3 and 5 should be defined as external constants and used to generate people and projects: 3 is the highest person_id of employees (in my dataset, employees come first — only employees have time entries) and there are 5 mock projects.

Day 5: Controller and View

•June 19, 2007 • Leave a Comment

The model layer completes the (imho) most challenging part of this project — creating a cached, object-oriented ruby model containing relevant basecamp entities. I expect the rest of this project to proceed in strides, but just burned an hour on a “gotcha.”

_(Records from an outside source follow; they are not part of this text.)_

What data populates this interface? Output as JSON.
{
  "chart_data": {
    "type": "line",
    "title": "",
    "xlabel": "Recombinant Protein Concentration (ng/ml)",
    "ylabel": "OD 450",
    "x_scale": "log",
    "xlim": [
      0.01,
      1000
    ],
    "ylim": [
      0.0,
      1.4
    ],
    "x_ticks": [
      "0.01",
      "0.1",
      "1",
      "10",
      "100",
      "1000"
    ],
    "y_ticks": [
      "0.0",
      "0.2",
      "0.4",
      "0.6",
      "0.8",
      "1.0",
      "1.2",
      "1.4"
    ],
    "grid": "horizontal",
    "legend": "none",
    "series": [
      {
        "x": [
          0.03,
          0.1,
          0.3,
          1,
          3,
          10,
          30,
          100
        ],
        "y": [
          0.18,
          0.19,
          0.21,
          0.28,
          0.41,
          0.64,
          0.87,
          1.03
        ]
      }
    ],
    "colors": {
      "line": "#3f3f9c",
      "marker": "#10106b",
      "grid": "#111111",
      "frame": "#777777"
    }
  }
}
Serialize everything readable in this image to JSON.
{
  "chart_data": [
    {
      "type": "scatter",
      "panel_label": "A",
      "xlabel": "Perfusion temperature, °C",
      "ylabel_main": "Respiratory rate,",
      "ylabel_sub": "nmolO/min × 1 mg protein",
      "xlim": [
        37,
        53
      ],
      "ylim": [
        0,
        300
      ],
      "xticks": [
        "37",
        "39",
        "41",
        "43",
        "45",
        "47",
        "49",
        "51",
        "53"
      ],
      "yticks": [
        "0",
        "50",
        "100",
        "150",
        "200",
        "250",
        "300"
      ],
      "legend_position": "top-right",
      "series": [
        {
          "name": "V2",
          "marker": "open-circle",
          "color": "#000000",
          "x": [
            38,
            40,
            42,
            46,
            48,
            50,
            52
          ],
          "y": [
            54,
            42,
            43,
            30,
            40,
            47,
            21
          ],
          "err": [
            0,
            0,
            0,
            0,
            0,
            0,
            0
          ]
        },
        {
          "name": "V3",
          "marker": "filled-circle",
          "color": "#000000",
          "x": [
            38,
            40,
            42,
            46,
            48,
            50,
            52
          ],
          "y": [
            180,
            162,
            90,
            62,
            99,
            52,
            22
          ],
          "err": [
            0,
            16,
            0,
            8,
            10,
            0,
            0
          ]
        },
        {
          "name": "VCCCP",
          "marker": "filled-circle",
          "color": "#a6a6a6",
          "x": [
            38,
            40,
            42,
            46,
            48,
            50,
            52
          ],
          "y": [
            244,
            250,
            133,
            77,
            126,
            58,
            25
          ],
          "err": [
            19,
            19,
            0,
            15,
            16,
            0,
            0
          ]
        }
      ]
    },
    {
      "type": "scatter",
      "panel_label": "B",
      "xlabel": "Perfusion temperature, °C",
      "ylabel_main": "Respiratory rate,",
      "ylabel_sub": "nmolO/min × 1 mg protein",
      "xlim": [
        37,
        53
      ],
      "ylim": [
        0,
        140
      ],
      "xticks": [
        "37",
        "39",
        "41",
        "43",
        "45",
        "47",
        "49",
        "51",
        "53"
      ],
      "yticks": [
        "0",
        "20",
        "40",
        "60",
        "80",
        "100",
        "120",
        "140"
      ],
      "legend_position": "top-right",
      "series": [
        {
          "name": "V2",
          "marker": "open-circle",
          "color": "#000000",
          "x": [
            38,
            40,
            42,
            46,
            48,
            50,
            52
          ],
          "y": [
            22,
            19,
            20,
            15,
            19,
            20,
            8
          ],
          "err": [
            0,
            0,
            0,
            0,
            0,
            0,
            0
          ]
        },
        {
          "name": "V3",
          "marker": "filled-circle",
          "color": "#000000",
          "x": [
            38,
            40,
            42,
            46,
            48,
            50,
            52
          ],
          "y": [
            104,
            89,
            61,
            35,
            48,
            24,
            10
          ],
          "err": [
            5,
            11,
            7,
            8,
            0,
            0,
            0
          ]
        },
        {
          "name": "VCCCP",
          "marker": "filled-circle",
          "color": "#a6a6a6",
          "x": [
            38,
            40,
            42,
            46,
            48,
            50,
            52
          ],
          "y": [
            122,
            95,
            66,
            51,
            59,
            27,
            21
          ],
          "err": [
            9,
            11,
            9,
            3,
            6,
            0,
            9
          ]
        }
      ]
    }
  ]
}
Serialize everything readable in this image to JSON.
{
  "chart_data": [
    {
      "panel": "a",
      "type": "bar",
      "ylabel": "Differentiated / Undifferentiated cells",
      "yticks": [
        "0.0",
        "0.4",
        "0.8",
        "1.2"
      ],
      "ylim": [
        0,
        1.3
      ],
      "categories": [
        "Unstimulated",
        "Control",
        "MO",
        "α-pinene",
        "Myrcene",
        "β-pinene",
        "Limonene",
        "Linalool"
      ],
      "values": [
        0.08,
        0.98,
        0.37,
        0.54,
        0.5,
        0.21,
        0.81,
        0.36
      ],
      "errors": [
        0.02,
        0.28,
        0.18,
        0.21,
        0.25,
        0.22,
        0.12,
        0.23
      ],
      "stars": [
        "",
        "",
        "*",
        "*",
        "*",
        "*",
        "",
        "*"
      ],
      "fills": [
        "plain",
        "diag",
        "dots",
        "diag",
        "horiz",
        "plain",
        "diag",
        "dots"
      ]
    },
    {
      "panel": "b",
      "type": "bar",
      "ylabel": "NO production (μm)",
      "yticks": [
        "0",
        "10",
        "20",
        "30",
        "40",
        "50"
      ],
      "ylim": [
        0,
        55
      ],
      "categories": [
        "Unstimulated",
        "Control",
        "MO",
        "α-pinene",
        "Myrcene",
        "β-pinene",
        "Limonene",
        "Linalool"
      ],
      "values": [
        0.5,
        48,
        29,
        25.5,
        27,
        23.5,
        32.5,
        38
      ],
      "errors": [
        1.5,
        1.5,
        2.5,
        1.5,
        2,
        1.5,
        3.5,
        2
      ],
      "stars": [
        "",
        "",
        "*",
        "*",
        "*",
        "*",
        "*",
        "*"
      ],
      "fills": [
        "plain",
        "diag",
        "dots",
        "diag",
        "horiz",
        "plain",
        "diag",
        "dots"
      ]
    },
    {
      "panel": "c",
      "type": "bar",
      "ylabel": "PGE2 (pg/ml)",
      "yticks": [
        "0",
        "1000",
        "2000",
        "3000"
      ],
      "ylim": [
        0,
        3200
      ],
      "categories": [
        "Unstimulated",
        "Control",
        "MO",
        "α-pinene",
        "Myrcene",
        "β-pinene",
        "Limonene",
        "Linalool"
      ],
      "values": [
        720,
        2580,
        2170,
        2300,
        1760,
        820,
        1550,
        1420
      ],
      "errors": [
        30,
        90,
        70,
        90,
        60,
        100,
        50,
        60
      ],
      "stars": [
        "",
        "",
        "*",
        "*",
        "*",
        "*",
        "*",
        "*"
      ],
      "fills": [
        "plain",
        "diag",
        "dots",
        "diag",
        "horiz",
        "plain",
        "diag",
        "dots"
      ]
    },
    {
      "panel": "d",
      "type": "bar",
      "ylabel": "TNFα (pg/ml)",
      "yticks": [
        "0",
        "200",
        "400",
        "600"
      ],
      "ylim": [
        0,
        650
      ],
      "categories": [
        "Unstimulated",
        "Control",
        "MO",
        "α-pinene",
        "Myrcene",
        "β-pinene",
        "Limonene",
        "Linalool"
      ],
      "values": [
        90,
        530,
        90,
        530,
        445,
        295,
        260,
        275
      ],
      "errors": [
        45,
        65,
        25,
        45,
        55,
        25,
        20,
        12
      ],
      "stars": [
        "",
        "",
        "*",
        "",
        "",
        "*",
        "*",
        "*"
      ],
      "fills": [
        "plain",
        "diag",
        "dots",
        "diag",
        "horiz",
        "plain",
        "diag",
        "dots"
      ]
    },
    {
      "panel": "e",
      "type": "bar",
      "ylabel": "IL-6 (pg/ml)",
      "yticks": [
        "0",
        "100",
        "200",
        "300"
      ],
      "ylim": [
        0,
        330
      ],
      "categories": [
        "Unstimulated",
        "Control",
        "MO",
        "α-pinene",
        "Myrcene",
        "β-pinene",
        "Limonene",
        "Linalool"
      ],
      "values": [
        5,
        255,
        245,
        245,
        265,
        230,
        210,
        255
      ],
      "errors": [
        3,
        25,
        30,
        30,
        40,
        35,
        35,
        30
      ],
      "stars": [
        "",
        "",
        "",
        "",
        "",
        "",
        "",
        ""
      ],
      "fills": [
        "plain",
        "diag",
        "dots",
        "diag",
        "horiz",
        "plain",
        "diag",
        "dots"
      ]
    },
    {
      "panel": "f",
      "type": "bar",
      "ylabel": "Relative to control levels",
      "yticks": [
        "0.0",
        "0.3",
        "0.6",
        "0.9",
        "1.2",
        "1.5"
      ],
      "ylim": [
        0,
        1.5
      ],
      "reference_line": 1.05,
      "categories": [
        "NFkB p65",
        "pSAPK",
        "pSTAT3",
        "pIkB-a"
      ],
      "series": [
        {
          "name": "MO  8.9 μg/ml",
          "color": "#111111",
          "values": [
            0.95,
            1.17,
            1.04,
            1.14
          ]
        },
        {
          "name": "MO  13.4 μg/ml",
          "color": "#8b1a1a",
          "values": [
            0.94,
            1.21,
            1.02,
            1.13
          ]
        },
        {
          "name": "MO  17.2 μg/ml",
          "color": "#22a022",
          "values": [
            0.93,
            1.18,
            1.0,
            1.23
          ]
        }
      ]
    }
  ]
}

I’m leveraging ActiveScaffold to display the tabulated project / person / timeentry / company data. ActiveScaffold is the bee’s kees: it provides asynchronous record editing, nested forms, and you can trick it out like a 64 Impala.

Frustratingly, it just didn’t work for me — I kept getting the error message:

ArgumentError (wrong number of arguments (0 for 1)):
    .//vendor/plugins/active_scaffold/lib/active_scaffold.rb:54:in `initialize'
    .//vendor/plugins/active_scaffold/lib/active_scaffold.rb:54:in `new'
    .//vendor/plugins/active_scaffold/lib/active_scaffold.rb:54:in `active_scaffold'

Looking at like 54 of active_scaffold.rb reveals:

      # defines the attribute read methods on the model, so record.send()
      #doesn't find protected/private methods instead
      # NOTE define_read_methods is an *instance* method even though
      #it adds methods to the *class*.
      klass = self.active_scaffold_config.model
      klass.new.send(:define_read_methods) if klass.read_methods.empty? && klass.generate_read_methods

So they pull the Class of my model, create an empty instance and then call “send” with the direction to “define_read_methods” on my blank object, creating accessors in every class instance. This is a little bit weird, but perfectly legal.

My error originated from my Model class. As posted yesterday, the constructor accepts a Recordwrapper instance and expects at least one input. Changing the constructor from def initialize( project_info ) to def initialize( project_info = nil ) fixed this right up, and ActiveScaffold now works like a charm.